Quand les jeux informatiques veulent mettre du sens - des jeux utiles et sociétales
mercredi 15 novembre 2006, par
Discutant de jeux vidéos avec des collègues, nous étions arrivés à un point où nous constations que "idéologiquement" certains jeux (type jeux de stratégie comme Dune 2, Warcraft, Starcraft...) allaient dans l’idée que les ressources naturelles étaient illimités (sauf sur une map, mais vous passez à une autre map avec de nouvelles ressources) et que son exploitation semblait ne jamais se finir.
XXIe siècle. Santé. Ben Sawyer, consultant et organisateur d’une conférence sur les jeux vidéo à usage thérapeutique :
Ben Sawyer est consultant en jeux vidéo et codirecteur du projet « Serious Games Initiative » (seriousgames.org) qui veut favoriser le développement des « jeux sérieux » outils d’apprentissage, ou de thérapie, par le divertissement. Installé à Portland (Maine), il organise chaque année une conférence sur les jeux vidéo à usage thérapeutique.
Lors du deuxième sommet annuel sur les « jeux sérieux » qui s’est tenu début mars à San Francisco, avez-vous pu évaluer le rôle des jeux vidéo dans la santé aujourd’hui ?
Les jeux sérieux sont déjà très présents dans le secteur de la santé. Il existe des jeux d’exercice physique, d’autres qui contribuent au traitement des phobies, et des jeux qui aident à distraire les patients de leur douleur. Comme SnowWorld, un jeu destiné aux grands brûlés : on y traverse des canyons de glace. Un autre donne la sensation apaisante de faire de la plongée sous-marine. D’autres jeux sont utilisés pour former les médecins à répéter certaines procédures. Ce n’est pas un hasard si les secteurs militaires et de la santé sont les deux premiers investisseurs et consommateurs de jeux sérieux : dans ces deux secteurs, il y a peu de marge d’erreur. Une gaffe peut entraîner la mort. Un jeu de simulation d’une épidurale, par exemple, permet d’insérer une aiguille dans la colonne vertébrale de quelqu’un, de sentir les différentes couches à traverser et d’éviter de graves erreurs.

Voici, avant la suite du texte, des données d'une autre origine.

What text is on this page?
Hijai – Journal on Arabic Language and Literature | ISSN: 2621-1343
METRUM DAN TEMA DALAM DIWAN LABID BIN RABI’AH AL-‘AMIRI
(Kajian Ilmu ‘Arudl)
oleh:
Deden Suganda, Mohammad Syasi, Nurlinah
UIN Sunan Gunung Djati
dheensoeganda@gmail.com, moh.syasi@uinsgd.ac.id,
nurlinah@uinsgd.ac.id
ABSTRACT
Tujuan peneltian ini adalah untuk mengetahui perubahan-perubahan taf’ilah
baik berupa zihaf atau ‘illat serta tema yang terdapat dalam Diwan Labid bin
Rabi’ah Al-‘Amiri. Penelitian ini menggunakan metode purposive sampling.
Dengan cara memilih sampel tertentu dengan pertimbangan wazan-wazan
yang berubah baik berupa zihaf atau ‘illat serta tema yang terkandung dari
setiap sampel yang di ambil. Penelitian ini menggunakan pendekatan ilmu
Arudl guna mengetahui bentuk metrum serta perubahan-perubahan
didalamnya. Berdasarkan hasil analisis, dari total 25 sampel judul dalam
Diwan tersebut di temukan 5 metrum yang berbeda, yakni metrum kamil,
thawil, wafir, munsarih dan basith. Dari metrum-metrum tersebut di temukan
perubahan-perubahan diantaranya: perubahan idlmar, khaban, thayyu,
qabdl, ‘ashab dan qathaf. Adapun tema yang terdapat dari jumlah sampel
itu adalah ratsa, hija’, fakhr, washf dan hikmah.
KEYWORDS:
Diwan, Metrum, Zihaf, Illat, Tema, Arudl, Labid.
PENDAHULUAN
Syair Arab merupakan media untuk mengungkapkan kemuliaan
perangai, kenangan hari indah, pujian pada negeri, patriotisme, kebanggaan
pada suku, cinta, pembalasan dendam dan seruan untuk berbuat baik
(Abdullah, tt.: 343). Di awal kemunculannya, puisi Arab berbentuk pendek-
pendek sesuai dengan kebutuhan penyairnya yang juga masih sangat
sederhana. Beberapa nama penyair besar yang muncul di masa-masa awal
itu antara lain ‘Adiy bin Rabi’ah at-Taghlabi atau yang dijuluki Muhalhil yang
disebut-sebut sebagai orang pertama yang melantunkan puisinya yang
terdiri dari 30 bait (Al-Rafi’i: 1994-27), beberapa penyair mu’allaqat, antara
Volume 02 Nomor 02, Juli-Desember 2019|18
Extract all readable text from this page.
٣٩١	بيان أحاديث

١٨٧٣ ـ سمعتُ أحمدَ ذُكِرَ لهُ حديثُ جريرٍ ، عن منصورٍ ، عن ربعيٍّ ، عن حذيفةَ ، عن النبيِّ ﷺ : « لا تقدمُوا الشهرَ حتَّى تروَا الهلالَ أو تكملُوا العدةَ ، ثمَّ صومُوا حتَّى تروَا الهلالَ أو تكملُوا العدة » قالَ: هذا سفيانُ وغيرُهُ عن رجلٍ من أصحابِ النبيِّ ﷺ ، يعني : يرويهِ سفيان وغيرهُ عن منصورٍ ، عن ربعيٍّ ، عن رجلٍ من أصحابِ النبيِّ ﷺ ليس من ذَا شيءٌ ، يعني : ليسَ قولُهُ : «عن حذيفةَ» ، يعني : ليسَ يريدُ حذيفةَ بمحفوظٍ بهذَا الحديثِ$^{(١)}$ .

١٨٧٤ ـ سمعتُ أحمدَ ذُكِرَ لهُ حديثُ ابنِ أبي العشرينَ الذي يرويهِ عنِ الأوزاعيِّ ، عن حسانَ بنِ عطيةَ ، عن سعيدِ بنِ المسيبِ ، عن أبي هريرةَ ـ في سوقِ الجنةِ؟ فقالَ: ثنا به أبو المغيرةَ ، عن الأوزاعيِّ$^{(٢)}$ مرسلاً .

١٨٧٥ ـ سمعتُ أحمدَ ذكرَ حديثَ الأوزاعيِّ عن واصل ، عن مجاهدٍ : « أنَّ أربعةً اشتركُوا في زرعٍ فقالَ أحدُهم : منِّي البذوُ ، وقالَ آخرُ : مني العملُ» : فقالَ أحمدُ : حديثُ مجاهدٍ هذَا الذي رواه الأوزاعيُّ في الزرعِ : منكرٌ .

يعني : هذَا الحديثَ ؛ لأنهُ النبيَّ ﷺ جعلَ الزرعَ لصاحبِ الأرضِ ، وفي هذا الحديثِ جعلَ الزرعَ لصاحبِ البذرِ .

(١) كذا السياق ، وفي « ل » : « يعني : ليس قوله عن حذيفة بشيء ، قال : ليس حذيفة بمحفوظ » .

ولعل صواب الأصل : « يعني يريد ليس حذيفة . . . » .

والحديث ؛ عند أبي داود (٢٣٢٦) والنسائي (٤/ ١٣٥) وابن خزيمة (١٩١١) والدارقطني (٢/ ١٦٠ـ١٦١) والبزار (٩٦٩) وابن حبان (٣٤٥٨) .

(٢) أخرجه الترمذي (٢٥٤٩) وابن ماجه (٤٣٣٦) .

Grâce à des cobayes virtuels ?
Oui, mais pas seulement. Il existe un jeu qui permet à des médecins d’opérer dans un état de stress accru, au milieu d’une guerre par exemple. Que faites-vous si vous êtes en train d’opérer alors que les balles sifflent autour de vous, que des grenades explosent et que votre patient gémit de douleur ?
Y a-t-il une différence entre les jeux sérieux à but thérapeutique et les traitements thérapeutiques utilisant la « réalité virtuelle » ?
Les applications de RV ne sont pas forcément des jeux. Les jeux sont des logiciels avec des règles, un but et un défi à relever. J’estime que les jeux sérieux ne sont pas en concurrence avec la réalité virtuelle : ces deux univers travaillent ensemble. Les spécialistes de la santé peuvent apprendre aux développeurs de jeux à être moins simplistes quand ils abordent des thèmes médicaux. Quant aux développeurs, ils apportent une expertise technique inégalée. Les jeux sont mieux définis artistiquement, plus détaillés, plus fluides et plus rapides. La meilleure réalité virtuelle qui existe vient de l’industrie du jeu.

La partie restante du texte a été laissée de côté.